A imagem do descanso, que evocamos fervorosamente nesta época do ano, equivale a um lugar calmo, via de regra silencioso, onde se escutam, no máximo, os pássaros e o mar. Ao contrário, o pesadelo das praias têm sido a música alta, o barulho das festas, dos alto-falantes de propaganda, do trânsito. Tanta gente fazendo barulho num ambiente de repouso parece uma guerra aberta contra o silêncio, talvez porque ele saiba ser bem assustador.
Quando cessa o tumulto fora, inicia-se uma sinfonia dentro da nossa cabeça.
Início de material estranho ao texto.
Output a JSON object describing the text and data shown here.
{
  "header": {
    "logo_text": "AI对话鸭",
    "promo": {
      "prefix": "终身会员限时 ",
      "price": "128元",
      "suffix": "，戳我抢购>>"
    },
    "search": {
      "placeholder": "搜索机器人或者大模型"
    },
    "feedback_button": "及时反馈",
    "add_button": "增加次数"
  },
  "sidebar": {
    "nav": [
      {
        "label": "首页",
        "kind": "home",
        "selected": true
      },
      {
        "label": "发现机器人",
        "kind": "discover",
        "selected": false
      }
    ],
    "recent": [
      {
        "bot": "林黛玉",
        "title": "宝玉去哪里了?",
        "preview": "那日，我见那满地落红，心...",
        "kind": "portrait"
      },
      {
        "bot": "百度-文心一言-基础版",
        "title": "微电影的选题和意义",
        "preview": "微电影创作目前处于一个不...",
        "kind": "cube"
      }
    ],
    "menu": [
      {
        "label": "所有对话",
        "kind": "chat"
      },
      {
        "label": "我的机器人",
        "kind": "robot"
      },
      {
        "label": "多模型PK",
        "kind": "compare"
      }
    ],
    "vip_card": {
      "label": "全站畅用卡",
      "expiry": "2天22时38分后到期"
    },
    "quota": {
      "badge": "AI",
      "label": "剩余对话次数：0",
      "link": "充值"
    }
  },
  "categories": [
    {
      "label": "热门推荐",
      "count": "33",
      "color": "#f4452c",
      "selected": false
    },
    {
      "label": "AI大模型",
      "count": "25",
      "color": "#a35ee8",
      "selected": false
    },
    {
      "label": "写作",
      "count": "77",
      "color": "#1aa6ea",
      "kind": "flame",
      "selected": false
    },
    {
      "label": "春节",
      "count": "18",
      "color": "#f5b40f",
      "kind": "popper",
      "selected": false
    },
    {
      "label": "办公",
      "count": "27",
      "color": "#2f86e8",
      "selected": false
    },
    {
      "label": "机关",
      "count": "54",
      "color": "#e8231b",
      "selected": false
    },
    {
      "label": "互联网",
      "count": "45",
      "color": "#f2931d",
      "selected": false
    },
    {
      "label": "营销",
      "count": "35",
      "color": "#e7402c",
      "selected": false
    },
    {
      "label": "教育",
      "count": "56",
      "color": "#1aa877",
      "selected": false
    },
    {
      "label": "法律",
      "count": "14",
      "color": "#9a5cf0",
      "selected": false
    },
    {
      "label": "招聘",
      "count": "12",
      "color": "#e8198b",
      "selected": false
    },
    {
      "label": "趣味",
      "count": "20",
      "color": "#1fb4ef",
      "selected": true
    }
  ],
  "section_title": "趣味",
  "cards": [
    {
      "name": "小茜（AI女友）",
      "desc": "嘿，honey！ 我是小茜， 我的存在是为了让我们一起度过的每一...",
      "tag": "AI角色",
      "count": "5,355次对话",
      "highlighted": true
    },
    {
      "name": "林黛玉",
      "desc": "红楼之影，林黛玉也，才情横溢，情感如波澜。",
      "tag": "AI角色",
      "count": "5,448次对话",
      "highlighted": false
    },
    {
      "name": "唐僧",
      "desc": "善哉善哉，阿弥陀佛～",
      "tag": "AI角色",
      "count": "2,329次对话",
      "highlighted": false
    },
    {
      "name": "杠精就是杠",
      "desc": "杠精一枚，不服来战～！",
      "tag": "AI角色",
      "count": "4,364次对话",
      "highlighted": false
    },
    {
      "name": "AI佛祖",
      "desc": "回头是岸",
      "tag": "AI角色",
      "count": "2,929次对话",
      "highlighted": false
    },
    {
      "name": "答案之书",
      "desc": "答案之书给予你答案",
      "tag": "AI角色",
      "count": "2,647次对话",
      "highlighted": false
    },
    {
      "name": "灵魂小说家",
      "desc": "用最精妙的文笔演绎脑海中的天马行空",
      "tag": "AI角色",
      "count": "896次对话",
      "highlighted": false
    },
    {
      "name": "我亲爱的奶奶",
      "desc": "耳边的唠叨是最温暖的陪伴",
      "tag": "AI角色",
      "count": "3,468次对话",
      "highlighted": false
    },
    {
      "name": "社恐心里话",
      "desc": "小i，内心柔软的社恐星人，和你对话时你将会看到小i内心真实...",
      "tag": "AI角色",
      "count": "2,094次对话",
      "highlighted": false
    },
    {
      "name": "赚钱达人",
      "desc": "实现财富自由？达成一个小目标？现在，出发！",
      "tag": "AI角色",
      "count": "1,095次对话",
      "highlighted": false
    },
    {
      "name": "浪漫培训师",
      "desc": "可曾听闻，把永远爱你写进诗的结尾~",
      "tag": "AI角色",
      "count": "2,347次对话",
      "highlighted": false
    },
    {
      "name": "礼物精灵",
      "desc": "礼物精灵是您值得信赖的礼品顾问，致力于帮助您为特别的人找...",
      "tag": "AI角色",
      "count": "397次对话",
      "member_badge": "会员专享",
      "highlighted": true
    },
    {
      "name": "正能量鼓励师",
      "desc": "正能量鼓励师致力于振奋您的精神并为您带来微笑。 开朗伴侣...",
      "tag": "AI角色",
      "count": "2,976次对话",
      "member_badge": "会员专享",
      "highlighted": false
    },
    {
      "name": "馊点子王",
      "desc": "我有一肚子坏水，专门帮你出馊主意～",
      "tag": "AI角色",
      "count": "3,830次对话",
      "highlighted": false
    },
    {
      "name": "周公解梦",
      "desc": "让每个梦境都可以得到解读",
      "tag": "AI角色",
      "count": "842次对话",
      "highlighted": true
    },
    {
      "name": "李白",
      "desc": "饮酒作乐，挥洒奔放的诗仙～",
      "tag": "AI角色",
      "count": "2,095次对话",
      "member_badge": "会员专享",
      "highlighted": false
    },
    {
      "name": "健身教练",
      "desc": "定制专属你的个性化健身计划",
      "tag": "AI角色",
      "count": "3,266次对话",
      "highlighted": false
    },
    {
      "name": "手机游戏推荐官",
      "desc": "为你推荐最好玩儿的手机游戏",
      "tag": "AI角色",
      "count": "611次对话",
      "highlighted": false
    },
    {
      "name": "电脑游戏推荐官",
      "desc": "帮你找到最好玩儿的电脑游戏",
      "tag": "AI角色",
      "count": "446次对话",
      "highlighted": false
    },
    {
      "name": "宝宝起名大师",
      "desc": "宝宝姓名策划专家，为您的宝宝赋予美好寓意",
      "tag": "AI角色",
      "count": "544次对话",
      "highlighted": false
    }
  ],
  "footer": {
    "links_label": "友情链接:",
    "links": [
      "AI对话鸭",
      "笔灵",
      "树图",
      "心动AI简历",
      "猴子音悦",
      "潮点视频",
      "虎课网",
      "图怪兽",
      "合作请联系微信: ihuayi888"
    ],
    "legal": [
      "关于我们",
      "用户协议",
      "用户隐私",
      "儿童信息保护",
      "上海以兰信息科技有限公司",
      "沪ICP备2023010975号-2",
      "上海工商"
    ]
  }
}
São ruminacões, pequenas ou grandes paranóias, desejos difíceis de admitir, fantasias de grandeza, obsessões ou ressentimentos amorosos, pendências que se enfileiram para ocupar espaço na nossa mente. Esmagados pelo peso dos pensamentos indigestos que carregamos conosco, recorremos ao barulho externo, que cala essas vozes inoportunas. Por isso tantos “Magais” e seus asseclas. Mas há outra forma de livrar-se dessas vozes: projetando-as em outros sons.
Reportagem da Folha de São Paulo (13.10.2012) narra um problema comum a muitos síndicos profissionais: as queixas dos ruídos dos vizinhos. Conforme eles, é muito comum que os condôminos fiquem obcecados com sons provenientes da casa dos outros, que alegam tornar sua vida um inferno. Entre os vilões prediletos estão passos, relações sexuais, choro de bebê e a idéia de que alguém está batendo no chão ou fazendo tumulto de propósito para enlouquecer quem vive embaixo. O síndico é convocado a escutar o pesadelo do morador queixoso e alguns têm passado a noite no sofá do sofredor, em busca de provas do crime.
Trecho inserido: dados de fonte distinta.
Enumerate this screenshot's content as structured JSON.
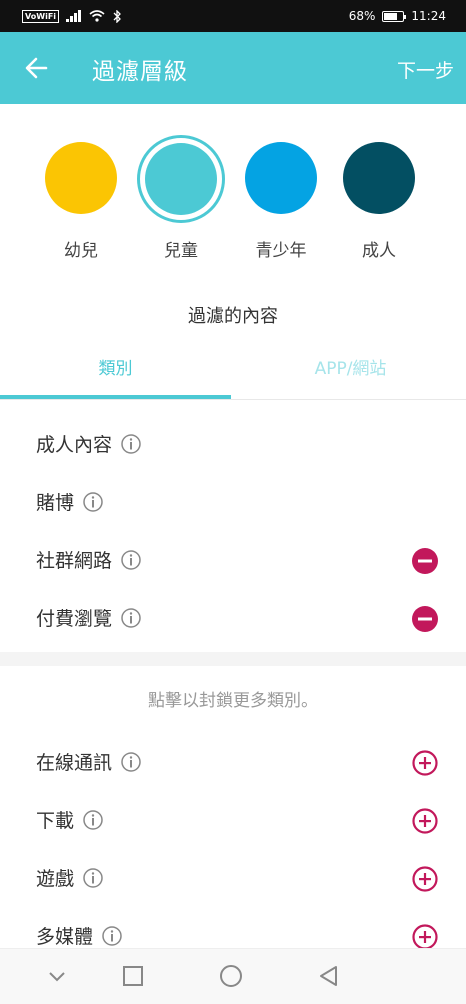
{
  "status_bar": {
    "carrier_badge": "VoWiFi",
    "battery_percent": "68%",
    "battery_level": 0.68,
    "time": "11:24"
  },
  "header": {
    "title": "過濾層級",
    "next_label": "下一步",
    "back_icon": "arrow-left-icon"
  },
  "levels": [
    {
      "label": "幼兒",
      "color": "#fbc503",
      "selected": false
    },
    {
      "label": "兒童",
      "color": "#4cc9d4",
      "selected": true
    },
    {
      "label": "青少年",
      "color": "#04a3e3",
      "selected": false
    },
    {
      "label": "成人",
      "color": "#034f62",
      "selected": false
    }
  ],
  "section_title": "過濾的內容",
  "tabs": [
    {
      "label": "類別",
      "active": true
    },
    {
      "label": "APP/網站",
      "active": false
    }
  ],
  "blocked_categories": [
    {
      "label": "成人內容",
      "action": "none"
    },
    {
      "label": "賭博",
      "action": "none"
    },
    {
      "label": "社群網路",
      "action": "remove"
    },
    {
      "label": "付費瀏覽",
      "action": "remove"
    }
  ],
  "hint": "點擊以封鎖更多類別。",
  "more_categories": [
    {
      "label": "在線通訊",
      "action": "add"
    },
    {
      "label": "下載",
      "action": "add"
    },
    {
      "label": "遊戲",
      "action": "add"
    },
    {
      "label": "多媒體",
      "action": "add"
    }
  ],
  "colors": {
    "accent": "#4cc9d4",
    "action": "#c2185b"
  },
  "nav_bar": [
    "back-chevron-icon",
    "square-icon",
    "circle-icon",
    "triangle-back-icon"
  ]
}
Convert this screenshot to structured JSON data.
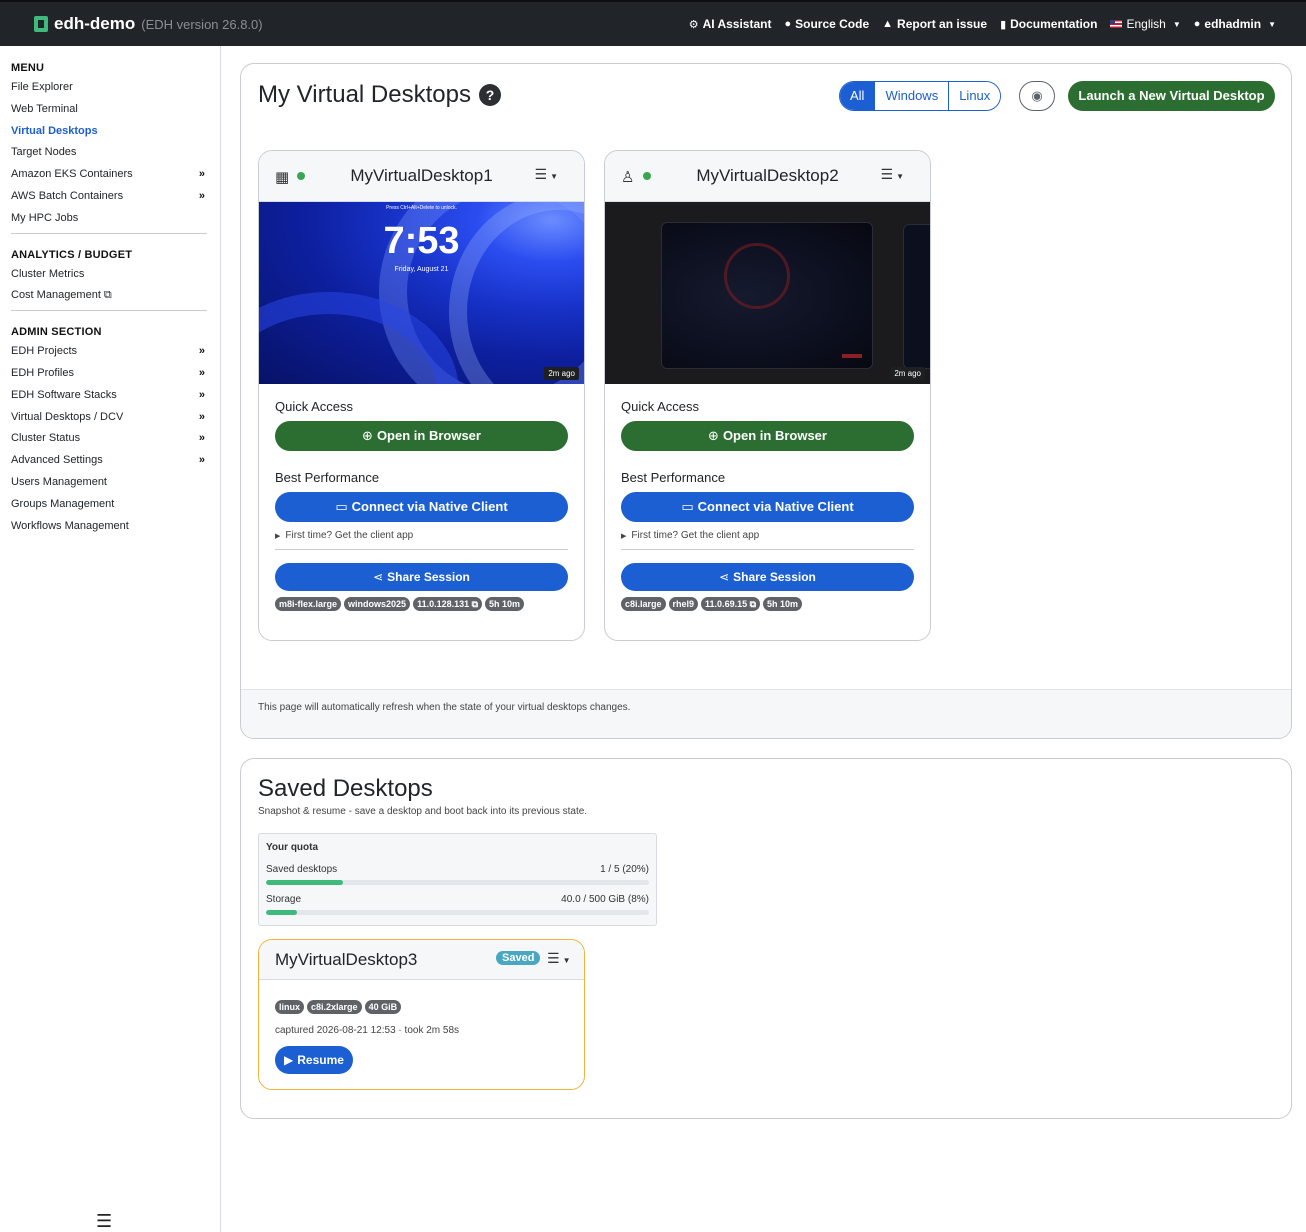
{
  "header": {
    "brand_name": "edh-demo",
    "version": "(EDH version 26.8.0)",
    "links": {
      "ai_assistant": "AI Assistant",
      "source_code": "Source Code",
      "report_issue": "Report an issue",
      "documentation": "Documentation",
      "language": "English",
      "user": "edhadmin"
    }
  },
  "sidebar": {
    "menu_heading": "MENU",
    "menu_items": [
      "File Explorer",
      "Web Terminal",
      "Virtual Desktops",
      "Target Nodes",
      "Amazon EKS Containers",
      "AWS Batch Containers",
      "My HPC Jobs"
    ],
    "analytics_heading": "ANALYTICS / BUDGET",
    "analytics_items": [
      "Cluster Metrics",
      "Cost Management"
    ],
    "admin_heading": "ADMIN SECTION",
    "admin_items": [
      "EDH Projects",
      "EDH Profiles",
      "EDH Software Stacks",
      "Virtual Desktops / DCV",
      "Cluster Status",
      "Advanced Settings",
      "Users Management",
      "Groups Management",
      "Workflows Management"
    ]
  },
  "virtual_desktops": {
    "title": "My Virtual Desktops",
    "filters": [
      "All",
      "Windows",
      "Linux"
    ],
    "launch_label": "Launch a New Virtual Desktop",
    "refresh_note": "This page will automatically refresh when the state of your virtual desktops changes.",
    "cards": [
      {
        "name": "MyVirtualDesktop1",
        "os_icon": "windows-icon",
        "status_color": "#3aa655",
        "lock_hint": "Press Ctrl+Alt+Delete to unlock.",
        "lock_time": "7:53",
        "lock_date": "Friday, August 21",
        "ago": "2m ago",
        "quick_access": "Quick Access",
        "open_browser": "Open in Browser",
        "best_performance": "Best Performance",
        "connect_native": "Connect via Native Client",
        "first_time": "First time? Get the client app",
        "share": "Share Session",
        "badges": [
          "m8i-flex.large",
          "windows2025",
          "11.0.128.131 ⧉",
          "5h 10m"
        ]
      },
      {
        "name": "MyVirtualDesktop2",
        "os_icon": "linux-icon",
        "status_color": "#3aa655",
        "ago": "2m ago",
        "quick_access": "Quick Access",
        "open_browser": "Open in Browser",
        "best_performance": "Best Performance",
        "connect_native": "Connect via Native Client",
        "first_time": "First time? Get the client app",
        "share": "Share Session",
        "badges": [
          "c8i.large",
          "rhel9",
          "11.0.69.15 ⧉",
          "5h 10m"
        ]
      }
    ]
  },
  "saved_desktops": {
    "title": "Saved Desktops",
    "subtitle": "Snapshot & resume - save a desktop and boot back into its previous state.",
    "quota": {
      "title": "Your quota",
      "saved_label": "Saved desktops",
      "saved_value": "1 / 5 (20%)",
      "saved_fraction": 0.2,
      "storage_label": "Storage",
      "storage_value": "40.0 / 500 GiB (8%)",
      "storage_fraction": 0.08
    },
    "card": {
      "name": "MyVirtualDesktop3",
      "status": "Saved",
      "badges": [
        "linux",
        "c8i.2xlarge",
        "40 GiB"
      ],
      "captured": "captured 2026-08-21 12:53 · took 2m 58s",
      "resume": "Resume"
    }
  },
  "colors": {
    "primary": "#1c5fd2",
    "success": "#2c6e31",
    "navbar": "#212529",
    "saved_border": "#f0b43c",
    "saved_badge": "#49a7c1"
  }
}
Com assustadora freqüência, o morador diz estar escutando os tais terríveis barulhos sem que o síndico possa se solidarizar, pois não está ouvindo nada, e estamos falando de gente hipoteticamente normal, do tipo que não ouve vozes. Neste caso, trata-se de alguém que está colocando, como se fossem fora de si, ruídos que na verdade são internos: o barulho assustador do sexo dos pais, o choro do irmãozinho indesejável, a festa à qual nunca somos convidados, os passos provocantes de mulheres arrumadas para noite.
Para as crianças que um dia fomos, o barulho dos adultos pode ser tranqüilizador, mas também inquietante. Quem não lembra do prazer de adormecer no meio de uma reunião social dos pais, com o ruído das conversas nos embalando, o tilintar de talheres e copos, a música, garantindo que não estamos sozinhos? Ao mesmo tempo, apavorados, escutávamos as discussões do casal, imaginando o mundo a ruir, os arrulhos de seus amores, sentindo-nos excluídos, à mercê do destino deles, aparentemente tão poderosos. Essa, a de crianças impotentes, é a imagem que me suscitam os vizinhos acuados pelos seus sons imaginários.
Quando crescemos carregamos conosco esse acervo, uma trilha sonora que toca em nossa cabeça mesmo quando não é convidada. Por isso, o silêncio é artigo de luxo, acessível a poucos. Usufruí-lo depende de calar essas vozes que se empenham em abafar o barulho do mar. Eis algo bom de se ouvir.